Ofiary śmiertelne zamachu w Monachium. Nie żyją matka i jej dwuletnie dziecko

Nie żyje dwuletnia dziewczynka, która została ranna w czwartkowym zamachu w Monachium - poinformowała niemiecka policja. Dziecko zmarło w szpitalu, tak jak jego matka - druga ofiara śmiertelna ataku.

2025-02-15, 18:50

Ofiary śmiertelne zamachu w Monachium. Nie żyją matka i jej dwuletnie dziecko
W Monachium zmarło dziecko ranne po tym, jak kierowca wjechał w tłum.

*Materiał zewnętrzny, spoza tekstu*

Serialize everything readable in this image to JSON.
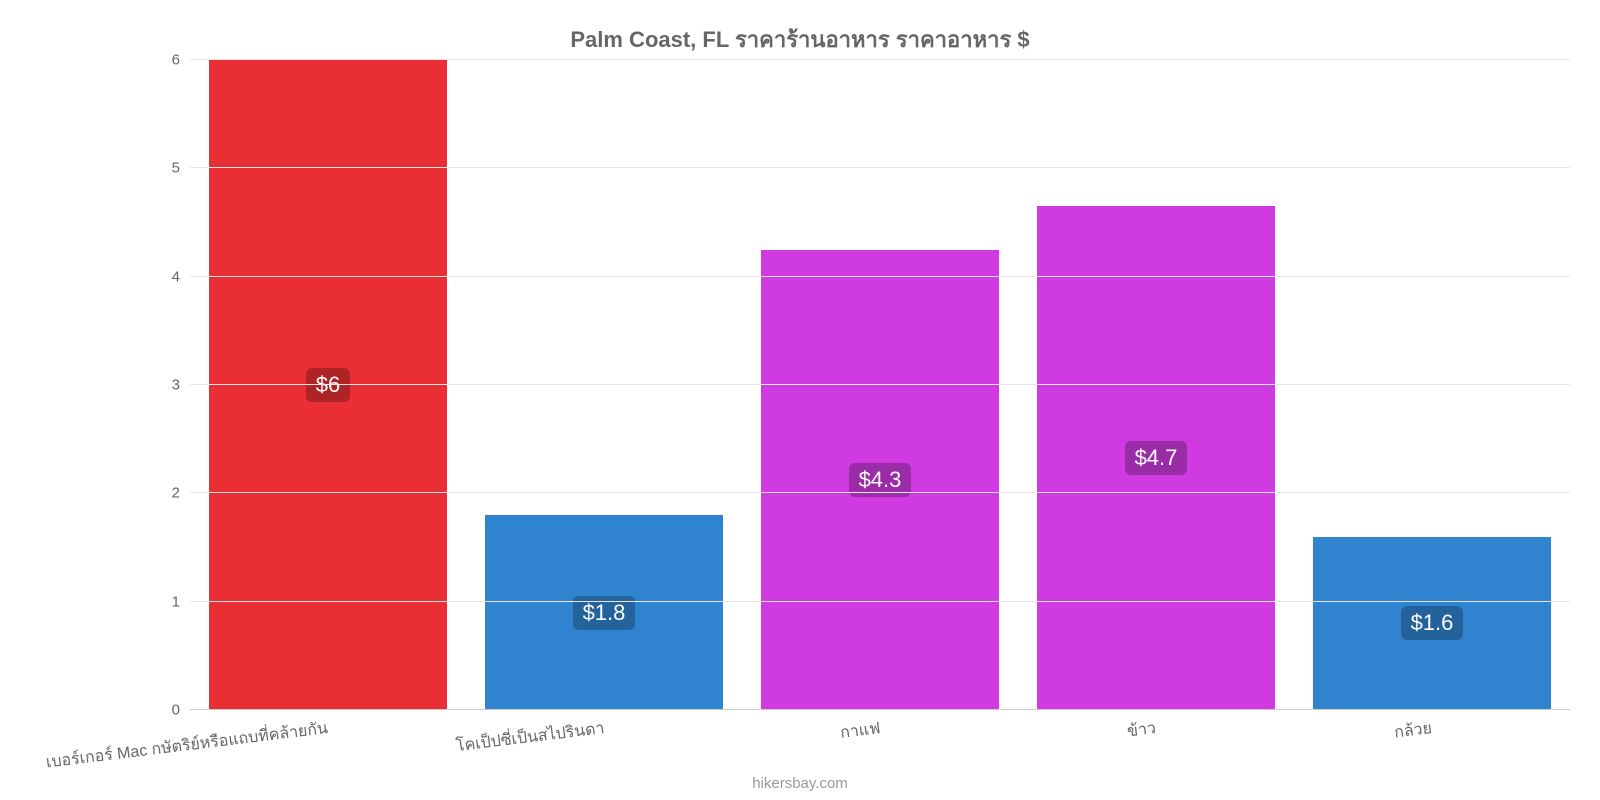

Foto: PAP/EPA/RONALD WITTEK

Zamach w Monachium. Dwuletnie dziecko jedną z ofiar Afgańczyka

24-letni Afgańczyk wjechał w czwartek w demonstrantów w stolicy Bawarii. 36 osób zostało rannych, wśród dwojga najciężej poszkodowanych było dwuletnie dziecko, które dziś zmarło, oraz jego 37-letnia matka. Na zdjęciach zrobionych krótko po tragedii, widać przewrócony wózek dziecięcy, leżący tuż za autem, którym mężczyzna wjechał w tłum ludzi. Niewykluczone, że to właśnie w nim siedziała najmłodsza ofiara zamachu.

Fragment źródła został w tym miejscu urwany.